夜色如墨,古玩市场的灯火却依旧明黄点点,像是被时间遗忘的一角。青石板路面上倒映着斑驳的灯笼光影,几缕茶香混着老木头的气息在巷间游走,仿佛这里从未沾染过现代的喧嚣。
天蝠战车无声滑落,漆黑的流线型车身在低空收敛了所有光痕,如同一只收拢羽翼的夜鸟,悄然停驻在“旧藏斋”门前。车门开启,萧灵率先下车,风掀动她耳畔那枚星形耳坠,微光一闪,似有星辰低语。
其余人陆续跟出,脚步轻缓,像是怕惊扰了这片沉睡的老街。
“真要这么做?”萧晴柔低声问,目光扫过身后战车的后备箱,“那些可都是……能换一座城的东西。”
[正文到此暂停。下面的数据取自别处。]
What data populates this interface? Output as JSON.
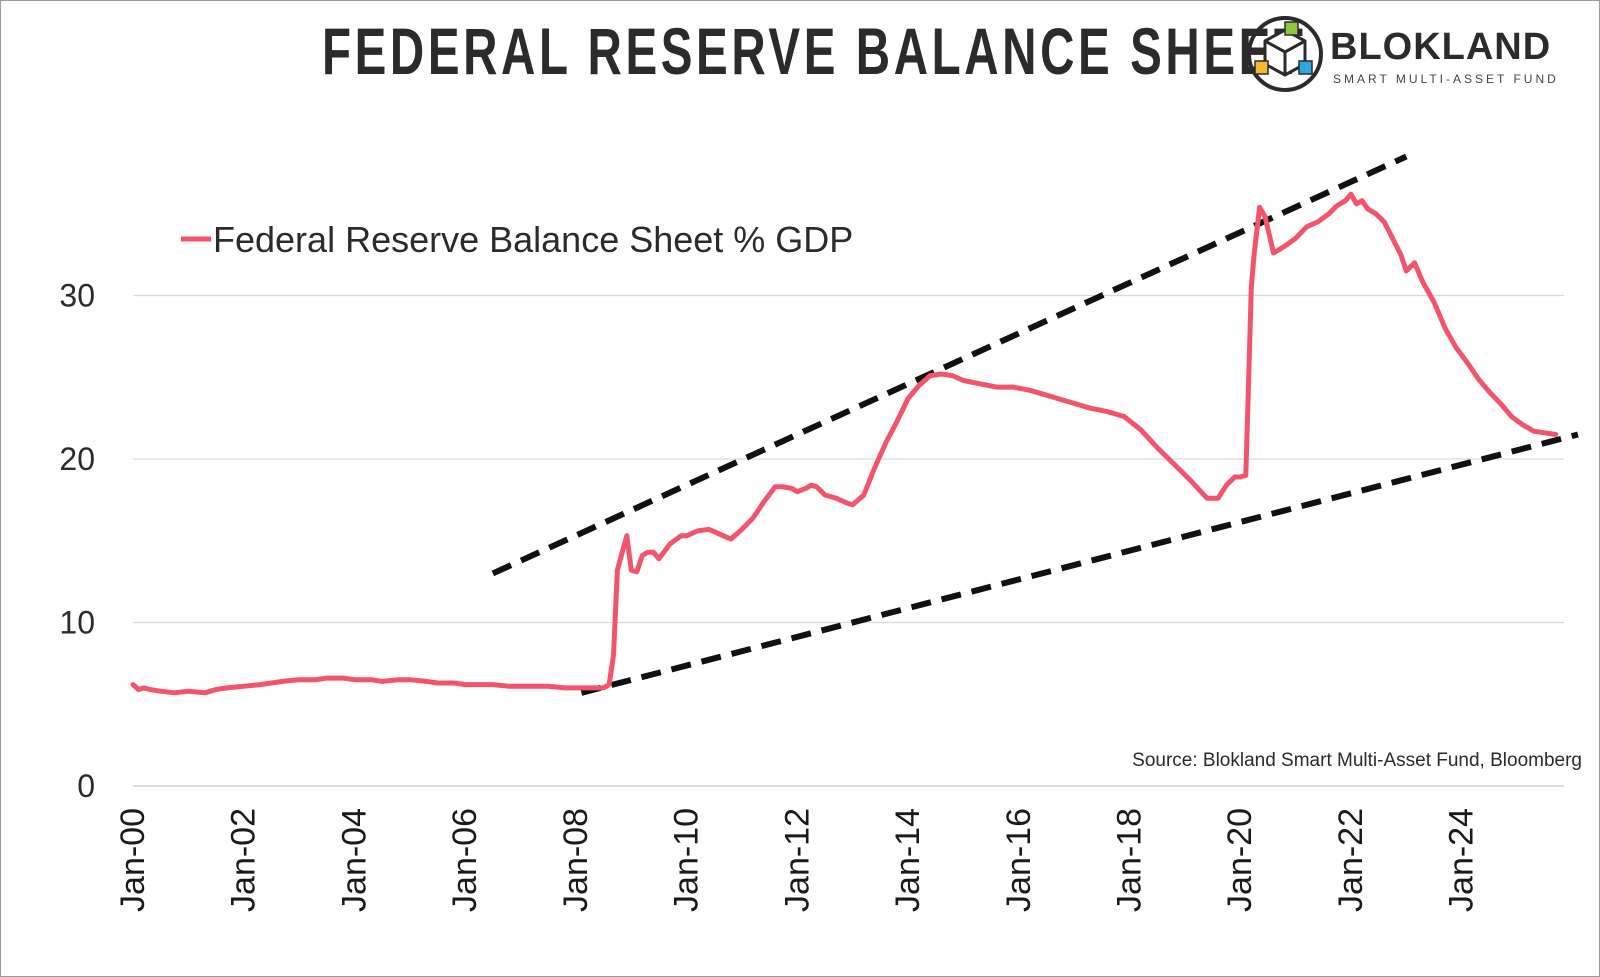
{
  "header": {
    "title": "FEDERAL RESERVE BALANCE SHEET",
    "logo_name": "BLOKLAND",
    "logo_tagline": "SMART MULTI-ASSET FUND"
  },
  "colors": {
    "series": "#f2556b",
    "trend": "#111111",
    "grid": "#d9d9d9",
    "logo_green": "#8cc63f",
    "logo_yellow": "#f5b82e",
    "logo_blue": "#29abe2"
  },
  "chart_data": {
    "type": "line",
    "title": "FEDERAL RESERVE BALANCE SHEET",
    "xlabel": "",
    "ylabel": "",
    "x_range": [
      2000.0,
      2025.83
    ],
    "ylim": [
      0,
      37
    ],
    "yticks": [
      0,
      10,
      20,
      30
    ],
    "ytick_labels": [
      "0",
      "10",
      "20",
      "30"
    ],
    "xticks": [
      2000,
      2002,
      2004,
      2006,
      2008,
      2010,
      2012,
      2014,
      2016,
      2018,
      2020,
      2022,
      2024
    ],
    "xtick_labels": [
      "Jan-00",
      "Jan-02",
      "Jan-04",
      "Jan-06",
      "Jan-08",
      "Jan-10",
      "Jan-12",
      "Jan-14",
      "Jan-16",
      "Jan-18",
      "Jan-20",
      "Jan-22",
      "Jan-24"
    ],
    "grid": true,
    "legend": {
      "position": "top-left",
      "entries": [
        "Federal Reserve Balance Sheet % GDP"
      ]
    },
    "source": "Source: Blokland Smart Multi-Asset Fund, Bloomberg",
    "series": [
      {
        "name": "Federal Reserve Balance Sheet % GDP",
        "x": [
          2000.0,
          2000.1,
          2000.2,
          2000.3,
          2000.5,
          2000.75,
          2001.0,
          2001.3,
          2001.5,
          2001.7,
          2002.0,
          2002.3,
          2002.5,
          2002.7,
          2003.0,
          2003.3,
          2003.5,
          2003.8,
          2004.0,
          2004.3,
          2004.5,
          2004.8,
          2005.0,
          2005.3,
          2005.5,
          2005.8,
          2006.0,
          2006.3,
          2006.5,
          2006.8,
          2007.0,
          2007.3,
          2007.5,
          2007.8,
          2008.0,
          2008.3,
          2008.5,
          2008.55,
          2008.6,
          2008.68,
          2008.75,
          2008.83,
          2008.92,
          2009.0,
          2009.1,
          2009.2,
          2009.3,
          2009.4,
          2009.5,
          2009.7,
          2009.9,
          2010.0,
          2010.2,
          2010.4,
          2010.6,
          2010.8,
          2011.0,
          2011.2,
          2011.4,
          2011.6,
          2011.75,
          2011.9,
          2012.0,
          2012.15,
          2012.25,
          2012.35,
          2012.5,
          2012.7,
          2012.9,
          2013.0,
          2013.2,
          2013.4,
          2013.6,
          2013.8,
          2014.0,
          2014.2,
          2014.4,
          2014.6,
          2014.8,
          2015.0,
          2015.3,
          2015.6,
          2015.9,
          2016.2,
          2016.5,
          2016.8,
          2017.0,
          2017.3,
          2017.6,
          2017.9,
          2018.2,
          2018.5,
          2018.8,
          2019.1,
          2019.4,
          2019.6,
          2019.75,
          2019.9,
          2020.0,
          2020.1,
          2020.15,
          2020.2,
          2020.25,
          2020.35,
          2020.45,
          2020.6,
          2020.8,
          2021.0,
          2021.2,
          2021.4,
          2021.6,
          2021.75,
          2021.9,
          2022.0,
          2022.1,
          2022.2,
          2022.3,
          2022.45,
          2022.6,
          2022.75,
          2022.9,
          2023.0,
          2023.15,
          2023.3,
          2023.5,
          2023.7,
          2023.9,
          2024.1,
          2024.3,
          2024.5,
          2024.7,
          2024.9,
          2025.1,
          2025.3,
          2025.5,
          2025.7
        ],
        "y": [
          6.2,
          5.9,
          6.0,
          5.9,
          5.8,
          5.7,
          5.8,
          5.7,
          5.9,
          6.0,
          6.1,
          6.2,
          6.3,
          6.4,
          6.5,
          6.5,
          6.6,
          6.6,
          6.5,
          6.5,
          6.4,
          6.5,
          6.5,
          6.4,
          6.3,
          6.3,
          6.2,
          6.2,
          6.2,
          6.1,
          6.1,
          6.1,
          6.1,
          6.0,
          6.0,
          6.0,
          6.0,
          6.1,
          6.2,
          8.0,
          13.2,
          14.2,
          15.3,
          13.2,
          13.1,
          14.1,
          14.3,
          14.3,
          13.9,
          14.8,
          15.3,
          15.3,
          15.6,
          15.7,
          15.4,
          15.1,
          15.7,
          16.4,
          17.4,
          18.3,
          18.3,
          18.2,
          18.0,
          18.2,
          18.4,
          18.3,
          17.8,
          17.6,
          17.3,
          17.2,
          17.8,
          19.5,
          21.0,
          22.3,
          23.7,
          24.5,
          25.1,
          25.2,
          25.1,
          24.8,
          24.6,
          24.4,
          24.4,
          24.2,
          23.9,
          23.6,
          23.4,
          23.1,
          22.9,
          22.6,
          21.8,
          20.7,
          19.7,
          18.7,
          17.6,
          17.6,
          18.4,
          18.9,
          18.9,
          19.0,
          24.5,
          30.5,
          32.5,
          35.4,
          34.8,
          32.6,
          33.0,
          33.5,
          34.2,
          34.5,
          35.0,
          35.5,
          35.8,
          36.2,
          35.6,
          35.8,
          35.3,
          35.0,
          34.5,
          33.5,
          32.5,
          31.5,
          32.0,
          30.8,
          29.6,
          28.0,
          26.8,
          25.9,
          24.9,
          24.1,
          23.4,
          22.6,
          22.1,
          21.7,
          21.6,
          21.5
        ]
      }
    ],
    "trendlines": [
      {
        "name": "upper-trendline",
        "from": [
          2006.5,
          13.0
        ],
        "to": [
          2023.0,
          38.5
        ]
      },
      {
        "name": "lower-trendline",
        "from": [
          2008.1,
          5.7
        ],
        "to": [
          2026.1,
          21.5
        ]
      }
    ]
  }
}
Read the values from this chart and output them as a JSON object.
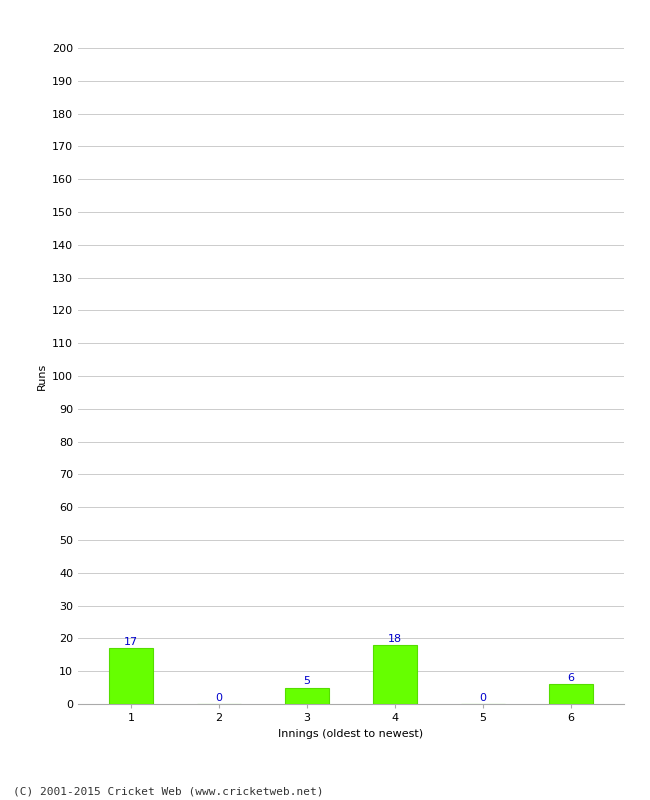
{
  "categories": [
    1,
    2,
    3,
    4,
    5,
    6
  ],
  "values": [
    17,
    0,
    5,
    18,
    0,
    6
  ],
  "bar_color": "#66ff00",
  "bar_edge_color": "#55dd00",
  "label_color": "#0000cc",
  "xlabel": "Innings (oldest to newest)",
  "ylabel": "Runs",
  "ylim": [
    0,
    200
  ],
  "yticks": [
    0,
    10,
    20,
    30,
    40,
    50,
    60,
    70,
    80,
    90,
    100,
    110,
    120,
    130,
    140,
    150,
    160,
    170,
    180,
    190,
    200
  ],
  "footer": "(C) 2001-2015 Cricket Web (www.cricketweb.net)",
  "background_color": "#ffffff",
  "grid_color": "#cccccc",
  "label_fontsize": 8,
  "footer_fontsize": 8,
  "axis_label_fontsize": 8,
  "tick_fontsize": 8,
  "bar_width": 0.5
}
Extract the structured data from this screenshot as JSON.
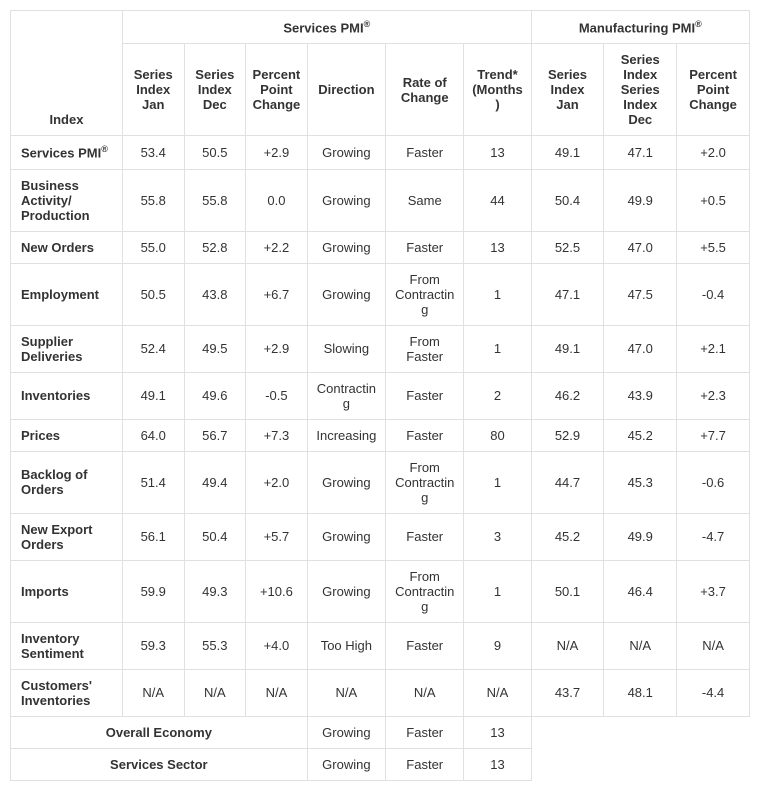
{
  "type": "table",
  "background_color": "#ffffff",
  "grid_color": "#e0e0e0",
  "text_color": "#333333",
  "header_fontweight": "600",
  "body_fontsize": 13,
  "group_headers": {
    "services": "Services PMI",
    "manufacturing": "Manufacturing PMI",
    "registered": "®"
  },
  "columns": {
    "index": "Index",
    "s_jan": "Series Index Jan",
    "s_dec": "Series Index Dec",
    "s_pct": "Percent Point Change",
    "direction": "Direction",
    "rate": "Rate of Change",
    "trend": "Trend* (Months)",
    "m_jan": "Series Index Jan",
    "m_dec": "Series Index Series Index Dec",
    "m_pct": "Percent Point Change"
  },
  "rows": [
    {
      "label": "Services PMI",
      "reg": "®",
      "s_jan": "53.4",
      "s_dec": "50.5",
      "s_pct": "+2.9",
      "dir": "Growing",
      "rate": "Faster",
      "trend": "13",
      "m_jan": "49.1",
      "m_dec": "47.1",
      "m_pct": "+2.0"
    },
    {
      "label": "Business Activity/ Production",
      "s_jan": "55.8",
      "s_dec": "55.8",
      "s_pct": "0.0",
      "dir": "Growing",
      "rate": "Same",
      "trend": "44",
      "m_jan": "50.4",
      "m_dec": "49.9",
      "m_pct": "+0.5"
    },
    {
      "label": "New Orders",
      "s_jan": "55.0",
      "s_dec": "52.8",
      "s_pct": "+2.2",
      "dir": "Growing",
      "rate": "Faster",
      "trend": "13",
      "m_jan": "52.5",
      "m_dec": "47.0",
      "m_pct": "+5.5"
    },
    {
      "label": "Employment",
      "s_jan": "50.5",
      "s_dec": "43.8",
      "s_pct": "+6.7",
      "dir": "Growing",
      "rate": "From Contracting",
      "trend": "1",
      "m_jan": "47.1",
      "m_dec": "47.5",
      "m_pct": "-0.4"
    },
    {
      "label": "Supplier Deliveries",
      "s_jan": "52.4",
      "s_dec": "49.5",
      "s_pct": "+2.9",
      "dir": "Slowing",
      "rate": "From Faster",
      "trend": "1",
      "m_jan": "49.1",
      "m_dec": "47.0",
      "m_pct": "+2.1"
    },
    {
      "label": "Inventories",
      "s_jan": "49.1",
      "s_dec": "49.6",
      "s_pct": "-0.5",
      "dir": "Contracting",
      "rate": "Faster",
      "trend": "2",
      "m_jan": "46.2",
      "m_dec": "43.9",
      "m_pct": "+2.3"
    },
    {
      "label": "Prices",
      "s_jan": "64.0",
      "s_dec": "56.7",
      "s_pct": "+7.3",
      "dir": "Increasing",
      "rate": "Faster",
      "trend": "80",
      "m_jan": "52.9",
      "m_dec": "45.2",
      "m_pct": "+7.7"
    },
    {
      "label": "Backlog of Orders",
      "s_jan": "51.4",
      "s_dec": "49.4",
      "s_pct": "+2.0",
      "dir": "Growing",
      "rate": "From Contracting",
      "trend": "1",
      "m_jan": "44.7",
      "m_dec": "45.3",
      "m_pct": "-0.6"
    },
    {
      "label": "New Export Orders",
      "s_jan": "56.1",
      "s_dec": "50.4",
      "s_pct": "+5.7",
      "dir": "Growing",
      "rate": "Faster",
      "trend": "3",
      "m_jan": "45.2",
      "m_dec": "49.9",
      "m_pct": "-4.7"
    },
    {
      "label": "Imports",
      "s_jan": "59.9",
      "s_dec": "49.3",
      "s_pct": "+10.6",
      "dir": "Growing",
      "rate": "From Contracting",
      "trend": "1",
      "m_jan": "50.1",
      "m_dec": "46.4",
      "m_pct": "+3.7"
    },
    {
      "label": "Inventory Sentiment",
      "s_jan": "59.3",
      "s_dec": "55.3",
      "s_pct": "+4.0",
      "dir": "Too High",
      "rate": "Faster",
      "trend": "9",
      "m_jan": "N/A",
      "m_dec": "N/A",
      "m_pct": "N/A"
    },
    {
      "label": "Customers' Inventories",
      "s_jan": "N/A",
      "s_dec": "N/A",
      "s_pct": "N/A",
      "dir": "N/A",
      "rate": "N/A",
      "trend": "N/A",
      "m_jan": "43.7",
      "m_dec": "48.1",
      "m_pct": "-4.4"
    }
  ],
  "summary": [
    {
      "label": "Overall Economy",
      "dir": "Growing",
      "rate": "Faster",
      "trend": "13"
    },
    {
      "label": "Services Sector",
      "dir": "Growing",
      "rate": "Faster",
      "trend": "13"
    }
  ]
}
“正因如此,才不能全流入天阙。”萧灵淡淡道,“十亿?那只是开始。若让某些人知道我们手中还有七十二件未登记的遗物,别说保全服务,连沈砚自己都可能成为猎物。”
她抬手一挥,后备箱自动开启。一道幽蓝光幕浮现,显现出层层叠叠的收纳格——每一件古物都被封存在微型灵能稳定舱中,静静蛰伏,宛如沉眠的星核。
宛秋看着那一排排沉默的器物,忽然轻声说:“这些东西……不该属于拍卖台,也不该属于某个富豪的收藏室。它们是钥匙,不是商品。”
“所以,我们要把它们送回起点。”萧灵望向“旧藏斋”那扇斑驳的雕花木门,门楣上挂着一块褪色匾额,字迹依稀可辨:“万物有归处。”
推门而入,铜铃轻响。
店内陈设简朴,博古架上摆满残瓷断玉,墙角一架老式留声机缓缓转动,播放着一段早已失传的南音小调。一位白发苍苍的老人坐在案后,手持放大镜,正细细摩挲一枚锈迹斑斑的铜钱。
他没有抬头,只缓缓道:“你们回来了。”
“嗯。”萧灵走到案前,将一份加密数据卡轻轻放在桌上,“这是七十二件遗物的目录与基础信息,已去除溯源坐标和激活密文。你可以看到它们的名字、材质、年代推测……但看不到它们真正的来历。”
老人放下放大镜,手指抚过数据卡,微微一笑:“你们没走天阙的路子?”
“走了。卖了三件。”萧灵语气平静,“剩下的,不打算标价。”
老人终于抬眼,眸光深邃如古井:“你想让我……把它们散出去?”
“以最普通的方式,卖给真正需要的人。”萧灵点头,“一把残剑,给修习古武的年轻人;一片陶纹,给研究失落文明的学生;甚至一块看似无用的石头,也许能点燃某位匠人的灵感。不要钱,或者,只收一点点象征性的费用——一碗面,一本书,一句承诺。”
“你这是在种因。”老人低声道。
“我在布局。”萧灵嘴角微扬,“当这些碎片落在不同人手中,终有一天,会有人看懂它们之间的联系。那时,门才会真正开启。”
老人沉默良久,忽然咳嗽两声,从抽屉里取出一本泛黄的手册,封面写着《流散录》三个字。他翻开第一页,在空白处写下:
笔尖沙沙作响,像是一场静默的传承正在书写。
门外,风穿过窄巷,吹动檐下风铃,清音袅袅。
萧灵转身欲走,老人忽然开口:“丫头,你不怕这些种子长歪吗?万一有人拿它们作恶呢?”
她停下脚步,没有回头。
“我只相信一点——真正能唤醒遗物的人,心中必有光。而黑暗中的手,哪怕触碰到神物,也只会被反噬。”
话音落下,众人重新登上天蝠战车,升空而去。
地面之上,旧藏斋的灯还亮着。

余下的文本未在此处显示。